Sanchez spoke at a Senate Armed Services Committee hearing that examined a wide range of issues, including the abuse at Abu Ghraib prison (search) and prospects for a smooth transfer of political control to an interim Iraqi government on June 30.

Gen. John Abizaid, commander of the U.S. Central Command (search), told senators that the June 30 date "is achievable — but it needs to emerge soon as to who is going to be in charge — what their names are and what they're going to do."

Political factions inside Iraq are jockeying over who should make up that government. The Bush administration has said it is working with a U.N. envoy to develop a list of Iraqis who will be involved.

The hearing unfolded not long after Spc. Jeremy C. Sivits (search) was sentenced in Iraq to a maximum penalty of one year in prison, a reduction in rank and a bad conduct discharge for his role in the abuse at Abu Ghraib.
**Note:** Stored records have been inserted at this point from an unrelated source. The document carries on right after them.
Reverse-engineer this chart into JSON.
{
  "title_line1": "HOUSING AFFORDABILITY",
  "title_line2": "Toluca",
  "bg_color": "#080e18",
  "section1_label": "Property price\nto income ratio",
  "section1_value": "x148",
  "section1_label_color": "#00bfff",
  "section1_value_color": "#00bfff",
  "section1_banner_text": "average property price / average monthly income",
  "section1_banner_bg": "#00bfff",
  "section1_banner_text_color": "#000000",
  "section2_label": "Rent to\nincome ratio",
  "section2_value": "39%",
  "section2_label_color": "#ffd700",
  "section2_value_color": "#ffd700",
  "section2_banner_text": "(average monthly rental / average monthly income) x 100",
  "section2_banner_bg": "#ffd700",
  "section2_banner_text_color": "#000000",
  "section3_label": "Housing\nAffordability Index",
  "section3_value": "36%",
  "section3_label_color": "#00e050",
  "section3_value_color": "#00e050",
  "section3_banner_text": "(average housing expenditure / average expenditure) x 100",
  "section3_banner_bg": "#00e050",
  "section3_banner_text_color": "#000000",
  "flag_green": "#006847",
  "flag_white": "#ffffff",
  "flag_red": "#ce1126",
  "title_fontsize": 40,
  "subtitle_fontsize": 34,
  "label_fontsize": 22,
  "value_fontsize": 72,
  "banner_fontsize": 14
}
His was the first court-martial in the wake of the scandal that has shaken the Bush administration and coincided with an erosion in public support for the war.

Sen. John Warner, R-Va., the committee chairman, interrupted the hearing at one point to announce that the Pentagon had discovered the existence of a new computer disk with photos of prisoner abuse. He said lawmakers would be permitted to see the images.

The Pentagon brought other disks to the Capitol last week for lawmakers to see. Members of Congress emerged grim-faced after viewing the images. Lawmakers expressed shock at what they said were scenes of sadism and of prisoners who forced to assume sexually humiliating positions.

Abizaid and Sanchez readily acknowledged that there were problems, such as overcrowding, in the prison system in Iraq. But they insisted there was neither widespread abuse or prisoners nor official countenancing of any mistreatment that did occur.

"How can you explain the culture of abuse that was allowed to develop in a prison system under your ultimate command?" Sen. Robert C. Byrd, D-W.Va. asked Abizaid.

"I don't believe that the culture of abuse existed in my command," he replied.

In addition to Sivits, six enlisted men and women from a reserve military police company based near Cumberland, Md., face charges.

At least six more soldiers have received administrative reprimands. Two have been relieved of their duties; a seventh received a lesser reprimand.

Other investigations are also under way, including one into the military intelligence unit that conducted interrogations at the prison.

Many of those disciplined are officers, and the head of Sivits' brigade, Brig. Gen. Janis L. Karpinski, is the highest-ranking officer who has been admonished.

That was the group that Sanchez referred to when he told the Senate committee that some personnel who have been disciplined administratively may yet face courts-martial.

Abizaid told the committee there have been instances of abuse in Afghanistan (search), although not on the scale of those at Abu Ghraib.

Maj. Gen. Geoffrey Miller, the former commander of the Guantanamo Bay prison who now is in charge of the military's prisons in Iraq, said there were a "few instances of minor abuse" at the Cuban facility where the United States holds suspected Al Qaeda (search) members.

"There was no systemic abuse at Guantanamo at any time," Miller said. He said two or three military personnel received administrative penalties and that one was court-martialed.

The hearing opened as Republicans squabbled about the wisdom of continued sessions on the prisoner abuse.

Rep. Duncan Hunter, R-Calif., the chairman of the House Armed Forces Committee, said Tuesday the hearings were "disserving our military operation" in Iraq by summoning additional commanders to testify.

"I think the Senate has become mesmerized by cameras and I think that's sad," he said.

Warner did not respond directly to Hunter, although the senator said the generals had been in the United States for meetings and had not been recalled from Iraq to testify.

Warner said at the hearing that Congress is a "coequal branch of government" under the Constitution and properly was looking into the abuses.